Monday, August 2, 2010

Russia declares emergency as wildfires kill 34



A firefighter works to extinguish a fire in a pine forest outside Voronezh, Russia today August 2, 2010

Russia declared a state of emergency in seven regions today after wildfires killed at least 34 people and left thousands homeless in the worst heat wave since records began 130 years ago.

Fires raging across European Russia have destroyed homes, forests and fields, already scorched for weeks by an unprecedented heat wave.





Drought in some regions of Russia, one of the world’s biggest wheat exporters, has sent global prices soaring to 22-month highs and driven thousands of farmers to the brink of bankruptcy.

Officials said firefighting manpower was increased 10-fold near a nuclear research centre in Sarov, Niznhy Novgorod region, one of the hardest-hit provinces, around 350km east of Moscow.

Nearly 700 wildfires were burning over 1,210 square kilometres of land, a spokeswoman for the Emergency Situations Ministry told Reuters.

In the capital Moscow, residents wore masks against the choking smog caused by peat fires stoked by the hot weather.

President Dmitry Medvedev declared a state of emergency in the Voronezh, Nizhny Novgorod, Vladimir, Ryazan, Mordovia and Mari El regions as well as the province that rings the capital, the Kremlin said in a statement.

The toll rose from 28 dead yesterday to at least 34 today, an Emergency Situations Ministry spokesman said. He would not give details about the locations or specific cause of death for the new fatalities.

More than 180,000 people were fighting the blazes and 18 aircraft dumped 3,000 tons of water on the fires and threatened areas yesterday, the ministry said.

Firefighters near Maslovka in the southern Voronezh province, where the temperature today hit 44°C, welcomed a respite from high winds that have fanned flames.
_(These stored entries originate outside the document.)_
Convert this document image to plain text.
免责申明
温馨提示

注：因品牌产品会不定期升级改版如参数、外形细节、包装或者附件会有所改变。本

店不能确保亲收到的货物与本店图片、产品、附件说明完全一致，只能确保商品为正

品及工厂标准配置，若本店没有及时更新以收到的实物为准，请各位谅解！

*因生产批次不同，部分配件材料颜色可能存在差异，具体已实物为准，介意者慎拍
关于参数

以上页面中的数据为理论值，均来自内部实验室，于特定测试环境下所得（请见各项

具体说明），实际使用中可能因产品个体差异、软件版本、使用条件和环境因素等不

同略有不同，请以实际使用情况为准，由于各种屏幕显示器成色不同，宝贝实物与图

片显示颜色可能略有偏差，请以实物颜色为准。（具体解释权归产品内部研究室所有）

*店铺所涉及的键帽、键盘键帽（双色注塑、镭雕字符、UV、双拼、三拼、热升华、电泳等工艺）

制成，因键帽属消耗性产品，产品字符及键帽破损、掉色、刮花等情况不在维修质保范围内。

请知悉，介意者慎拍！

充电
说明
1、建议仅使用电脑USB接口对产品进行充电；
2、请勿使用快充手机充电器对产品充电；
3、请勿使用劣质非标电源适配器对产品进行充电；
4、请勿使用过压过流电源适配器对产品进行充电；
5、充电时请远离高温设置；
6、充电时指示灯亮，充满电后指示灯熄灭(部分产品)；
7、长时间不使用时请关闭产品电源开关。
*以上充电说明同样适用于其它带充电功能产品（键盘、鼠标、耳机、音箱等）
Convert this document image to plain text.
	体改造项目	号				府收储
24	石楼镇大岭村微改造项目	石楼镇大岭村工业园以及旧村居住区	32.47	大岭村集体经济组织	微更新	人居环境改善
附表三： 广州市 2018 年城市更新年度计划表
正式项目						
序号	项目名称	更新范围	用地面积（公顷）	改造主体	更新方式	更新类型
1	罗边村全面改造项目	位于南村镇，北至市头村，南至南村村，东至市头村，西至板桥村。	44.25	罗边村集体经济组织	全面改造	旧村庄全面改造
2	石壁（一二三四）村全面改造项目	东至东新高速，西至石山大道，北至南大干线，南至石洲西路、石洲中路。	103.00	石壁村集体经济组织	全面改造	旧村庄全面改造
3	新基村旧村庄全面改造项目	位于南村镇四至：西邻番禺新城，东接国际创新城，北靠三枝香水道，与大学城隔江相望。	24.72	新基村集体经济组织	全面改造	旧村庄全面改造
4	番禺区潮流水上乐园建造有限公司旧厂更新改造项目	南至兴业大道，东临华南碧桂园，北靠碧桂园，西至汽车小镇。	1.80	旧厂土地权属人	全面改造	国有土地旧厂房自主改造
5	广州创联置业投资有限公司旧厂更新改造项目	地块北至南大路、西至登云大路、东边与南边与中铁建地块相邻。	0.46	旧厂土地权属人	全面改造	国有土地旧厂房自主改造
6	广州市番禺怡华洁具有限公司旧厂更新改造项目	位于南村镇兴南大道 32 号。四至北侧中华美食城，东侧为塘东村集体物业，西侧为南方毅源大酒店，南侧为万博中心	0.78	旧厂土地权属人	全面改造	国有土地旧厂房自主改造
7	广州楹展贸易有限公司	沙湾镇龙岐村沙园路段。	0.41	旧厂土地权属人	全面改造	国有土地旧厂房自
Authorities dramatically stepped up firefighting manpower to fight blazes near a nuclear centre in Sarov in the Nizhny Novgorod region, the Interfax news agency quoted Emergencies Ministry official Pavel Plat as saying.

The nuclear centre, now a research facility, was a top-secret location in Soviet times codenamed Arzamas-16, where the first Soviet atom and hydrogen bombs were designed.

A spokesman for state nuclear agency Rosatom, Sergei Novikov, told Ekho Moskvy radio the centre was not currently in danger but said firefighters were on guard in case new blazes broke out on land south of the centre.

Thick smoke blanketing the area prevented Emergencies Ministry aircraft from dropping water on the flames. ITAR-TASS news agency reported that at least five civilian flights were cancelled at Nizhny Novgorod airport because of the smoke.

Smog returned to the capital after a hiatus over the weekend. The concentration of pollutants, which has caused health concerns, was slightly lower than the absolute summer high recorded last week, an air monitoring expert said.

“The concentration of carbon monoxide and suspended particles surged three to eight times in the morning hours,” Alexei Popikov, chief specialist at Mosekomonitoring, a government agency monitoring air pollution, told Reuters.

Pollution rose up to 10 times above the norm on Wednesday, the agency said, the worst this summer but lower than a record high reached during wildfires in 2002.

Russia’s heat wave is expected to last through the week at least.